Written by the godfather of vagabonding, Rolf Potts, this book is a must-read for those new to long-term travel. Rolf spent 10 years on the road (he even walked across Israel). This book contains valuable insights, quotes, and a lot of practical information for the first-time vagabond. From saving to planning to life on the road, this is a must for newbies. It’s an inspirational book and, while an experienced traveler might not get much practical information from it, it’s a good affirming read. The practical advice here will also really help on your trip.
Originally published in 1953, this classic tells the tale of Austrian mountaineer Heinrich Harrer’s 1943 escape from British India, his trek across the Himalayas, and his stay in Tibet. Warmly welcomed, he became the tutor to the young Dalai Lama. He vividly recounts Tibetan traditions and customs that were little-seen or known by people in the outside world. Tibet was relatively unknown then, and Harrer tells of a world destroyed by the Chinese invasion of 1950, which forced Harrer to leave. The book is a great insight into Tibet as it used to be.

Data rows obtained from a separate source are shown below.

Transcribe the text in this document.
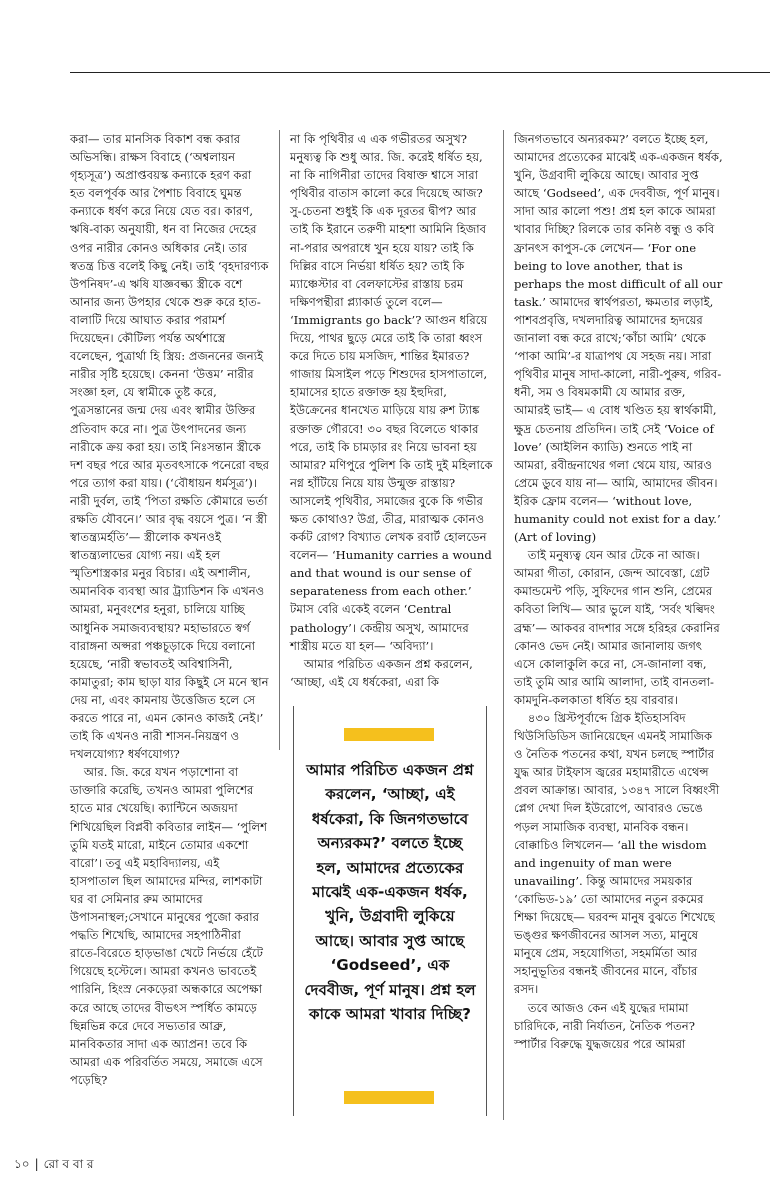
করা— তার মানসিক বিকাশ বন্ধ করার অভিসন্ধি। রাক্ষস বিবাহে (‘অশ্বলায়ন গৃহ্যসূত্র’) অপ্রাপ্তবয়স্ক কন্যাকে হরণ করা হত বলপূর্বক আর পৈশাচ বিবাহে ঘুমন্ত কন্যাকে ধর্ষণ করে নিয়ে যেত বর। কারণ, ঋষি-বাক্য অনুযায়ী, ধন বা নিজের দেহের ওপর নারীর কোনও অধিকার নেই। তার স্বতন্ত্র চিত্ত বলেই কিছু নেই। তাই ‘বৃহদারণ্যক উপনিষদ’-এ ঋষি যাজ্ঞবল্ক্য স্ত্রীকে বশে আনার জন্য উপহার থেকে শুরু করে হাত-বালাটি দিয়ে আঘাত করার পরামর্শ দিয়েছেন। কৌটিল্য পর্যন্ত অর্থশাস্ত্রে বলেছেন, পুত্রার্থা হি স্ত্রিয়: প্রজননের জন্যই নারীর সৃষ্টি হয়েছে। কেননা ‘উত্তম’ নারীর সংজ্ঞা হল, যে স্বামীকে তুষ্ট করে, পুত্রসন্তানের জন্ম দেয় এবং স্বামীর উক্তির প্রতিবাদ করে না। পুত্র উৎপাদনের জন্য নারীকে ক্রয় করা হয়। তাই নিঃসন্তান স্ত্রীকে দশ বছর পরে আর মৃতবৎসাকে পনেরো বছর পরে ত্যাগ করা যায়। (‘বৌধায়ন ধর্মসূত্র’)। নারী দুর্বল, তাই ‘পিতা রক্ষতি কৌমারে ভর্তা রক্ষতি যৌবনে।’ আর বৃদ্ধ বয়সে পুত্র। ‘ন স্ত্রী স্বাতন্ত্র্যমর্হতি’— স্ত্রীলোক কখনওই স্বাতন্ত্র্যলাভের যোগ্য নয়। এই হল স্মৃতিশাস্ত্রকার মনুর বিচার। এই অশালীন, অমানবিক ব্যবস্থা আর ট্র্যাডিশন কি এখনও আমরা, মনুবংশের হনুরা, চালিয়ে যাচ্ছি আধুনিক সমাজব্যবস্থায়? মহাভারতে স্বর্গ বারাঙ্গনা অপ্সরা পঞ্চচূড়াকে দিয়ে বলানো হয়েছে, ‘নারী স্বভাবতই অবিশ্বাসিনী, কামাতুরা; কাম ছাড়া যার কিছুই সে মনে স্থান দেয় না, এবং কামনায় উত্তেজিত হলে সে করতে পারে না, এমন কোনও কাজই নেই।’ তাই কি এখনও নারী শাসন-নিয়ন্ত্রণ ও দখলযোগ্য? ধর্ষণযোগ্য?

আর. জি. করে যখন পড়াশোনা বা ডাক্তারি করেছি, তখনও আমরা পুলিশের হাতে মার খেয়েছি। ক্যান্টিনে অজয়দা শিখিয়েছিল বিপ্লবী কবিতার লাইন— ‘পুলিশ তুমি যতই মারো, মাইনে তোমার একশো বারো’। তবু এই মহাবিদ্যালয়, এই হাসপাতাল ছিল আমাদের মন্দির, লাশকাটা ঘর বা সেমিনার রুম আমাদের উপাসনাস্থল;সেখানে মানুষের পুজো করার পদ্ধতি শিখেছি, আমাদের সহপাঠিনীরা রাতে-বিরেতে হাড়ভাঙা খেটে নির্ভয়ে হেঁটে গিয়েছে হস্টেলে। আমরা কখনও ভাবতেই পারিনি, হিংস্র নেকড়েরা অন্ধকারে অপেক্ষা করে আছে তাদের বীভৎস স্পর্ধিত কামড়ে ছিন্নভিন্ন করে দেবে সভ্যতার আব্রু, মানবিকতার সাদা এক অ্যাপ্রন! তবে কি আমরা এক পরিবর্তিত সময়ে, সমাজে এসে পড়েছি?

না কি পৃথিবীর এ এক গভীরতর অসুখ? মনুষ্যত্ব কি শুধু আর. জি. করেই ধর্ষিত হয়, না কি নাগিনীরা তাদের বিষাক্ত শ্বাসে সারা পৃথিবীর বাতাস কালো করে দিয়েছে আজ? সু-চেতনা শুধুই কি এক দূরতর দ্বীপ? আর তাই কি ইরানে তরুণী মাহশা আমিনি হিজাব না-পরার অপরাধে খুন হয়ে যায়? তাই কি দিল্লির বাসে নির্ভয়া ধর্ষিত হয়? তাই কি ম্যাঞ্চেস্টার বা বেলফাস্টের রাস্তায় চরম দক্ষিণপন্থীরা প্ল্যাকার্ড তুলে বলে— ‘Immigrants go back’? আগুন ধরিয়ে দিয়ে, পাথর ছুড়ে মেরে তাই কি তারা ধ্বংস করে দিতে চায় মসজিদ, শান্তির ইমারত? গাজায় মিসাইল পড়ে শিশুদের হাসপাতালে, হামাসের হাতে রক্তাক্ত হয় ইহুদিরা, ইউক্রেনের ধানখেত মাড়িয়ে যায় রুশ ট্যাঙ্ক রক্তাক্ত গৌরবে! ৩০ বছর বিলেতে থাকার পরে, তাই কি চামড়ার রং নিয়ে ভাবনা হয় আমার? মণিপুরে পুলিশ কি তাই দুই মহিলাকে নগ্ন হাঁটিয়ে নিয়ে যায় উন্মুক্ত রাস্তায়? আসলেই পৃথিবীর, সমাজের বুকে কি গভীর ক্ষত কোথাও? উগ্র, তীব্র, মারাত্মক কোনও কর্কট রোগ? বিখ্যাত লেখক রবার্ট হোলডেন বলেন— ‘Humanity carries a wound and that wound is our sense of separateness from each other.’ টমাস বেরি একেই বলেন ‘Central pathology’। কেন্দ্রীয় অসুখ, আমাদের শাস্ত্রীয় মতে যা হল— ‘অবিদ্যা’।

আমার পরিচিত একজন প্রশ্ন করলেন, ‘আচ্ছা, এই যে ধর্ষকেরা, এরা কি

আমার পরিচিত একজন প্রশ্ন করলেন, ‘আচ্ছা, এই ধর্ষকেরা, কি জিনগতভাবে অন্যরকম?’ বলতে ইচ্ছে হল, আমাদের প্রত্যেকের মাঝেই এক-একজন ধর্ষক, খুনি, উগ্রবাদী লুকিয়ে আছে। আবার সুপ্ত আছে ‘Godseed’, এক দেববীজ, পূর্ণ মানুষ। প্রশ্ন হল কাকে আমরা খাবার দিচ্ছি?

জিনগতভাবে অন্যরকম?’ বলতে ইচ্ছে হল, আমাদের প্রত্যেকের মাঝেই এক-একজন ধর্ষক, খুনি, উগ্রবাদী লুকিয়ে আছে। আবার সুপ্ত আছে ‘Godseed’, এক দেববীজ, পূর্ণ মানুষ। সাদা আর কালো পশু! প্রশ্ন হল কাকে আমরা খাবার দিচ্ছি? রিলকে তার কনিষ্ঠ বন্ধু ও কবি ফ্রানৎস কাপুস-কে লেখেন— ‘For one being to love another, that is perhaps the most difficult of all our task.’ আমাদের স্বার্থপরতা, ক্ষমতার লড়াই, পাশবপ্রবৃত্তি, দখলদারিত্ব আমাদের হৃদয়ের জানালা বন্ধ করে রাখে;‘কাঁচা আমি’ থেকে ‘পাকা আমি’-র যাত্রাপথ যে সহজ নয়। সারা পৃথিবীর মানুষ সাদা-কালো, নারী-পুরুষ, গরিব-ধনী, সম ও বিষমকামী যে আমার রক্ত, আমারই ভাই— এ বোধ খণ্ডিত হয় স্বার্থকামী, ক্ষুদ্র চেতনায় প্রতিদিন। তাই সেই ‘Voice of love’ (আইলিন ক্যাডি) শুনতে পাই না আমরা, রবীন্দ্রনাথের গলা থেমে যায়, আরও প্রেমে ডুবে যায় না— আমি, আমাদের জীবন। ইরিক ফ্রোম বলেন— ‘without love, humanity could not exist for a day.’ (Art of loving)

তাই মনুষ্যত্ব যেন আর টেকে না আজ। আমরা গীতা, কোরান, জেন্দ আবেস্তা, গ্রেট কমান্ডমেন্ট পড়ি, সুফিদের গান শুনি, প্রেমের কবিতা লিখি— আর ভুলে যাই, ‘সর্বং খল্বিদং ব্রহ্ম’— আকবর বাদশার সঙ্গে হরিহর কেরানির কোনও ভেদ নেই। আমার জানালায় জগৎ এসে কোলাকুলি করে না, সে-জানালা বন্ধ, তাই তুমি আর আমি আলাদা, তাই বানতলা-কামদুনি-কলকাতা ধর্ষিত হয় বারবার।

৪৩০ খ্রিস্টপূর্বাব্দে গ্রিক ইতিহাসবিদ থিউসিডিডিস জানিয়েছেন এমনই সামাজিক ও নৈতিক পতনের কথা, যখন চলছে স্পার্টার যুদ্ধ আর টাইফাস জ্বরের মহামারীতে এথেন্স প্রবল আক্রান্ত। আবার, ১৩৪৭ সালে বিধ্বংসী প্লেগ দেখা দিল ইউরোপে, আবারও ভেঙে পড়ল সামাজিক ব্যবস্থা, মানবিক বন্ধন। বোক্কাচিও লিখলেন— ‘all the wisdom and ingenuity of man were unavailing’. কিন্তু আমাদের সময়কার ‘কোভিড-১৯’ তো আমাদের নতুন রকমের শিক্ষা দিয়েছে— ঘরবন্দ মানুষ বুঝতে শিখেছে ভঙ্গুর ক্ষণজীবনের আসল সত্য, মানুষে মানুষে প্রেম, সহযোগিতা, সহমর্মিতা আর সহানুভূতির বন্ধনই জীবনের মানে, বাঁচার রসদ।

তবে আজও কেন এই যুদ্ধের দামামা চারিদিকে, নারী নির্যাতন, নৈতিক পতন? স্পার্টার বিরুদ্ধে যুদ্ধজয়ের পরে আমরা

১০ | রো ব বা র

It’s hard to pick just one book by Bill Bryson that’s good, because they all are. He’s one of the most prolific and recognized names in travel writing. This book chronicles a journey through Australia. It takes you from east to west, through tiny little mining towns, forgotten coastal cities, and off-the-beaten-path forests. Bryson includes lots of trivia information in his tale as he travels around in awe – and sometimes in fear (box jellyfish, riptides, crocs, spiders, and snakes) – of this enormous country. This is one of my favorite books, and it inspired me to go to Australia.
This is the story of Ernesto “Che” Guevara’s eight-month motorcycle journey across South America as a 23-year-old medical student in 1951-52. The book (recently turned into a movie) mixes observation, adventure, and politics. Guevara left home with a doctor friend of his, and this eight-month motorcycle trip was the start of his path towards becoming a revolutionary. He explores Inca ruins, visits a leper colony, and helps miners and farm workers. His time with the underclass kindled his desire for political change.
Writer and NPR correspondent, Eric Weiner set out on a yearlong journey to find the world’s happiest places. He heads to places like Iceland, Qatar, Denmark, India, and Moldova (the world’s most unhappiest place) on his quest and while he never finds the secret to happiness, his journey makes for an amazing and lighthearted read. In trying to answer the question “what makes a society happy?”, Weiner has some amazing interactions with locals and cultural experiences which is what really make the book interesting. It’s one of my favorite travel books.
Written by the infamous Lost Girls (Amanda, Holly, Jen) about their trip around the world, this book is great inspiration for people looking to quit their day jobs and go travel the world. It’s especially encouraging for females who are worried about leaving their jobs or traveling around the world. The book chronicles their journey and is a good look at what it is like to travel with friends, not kill each other, and come back as stronger friends.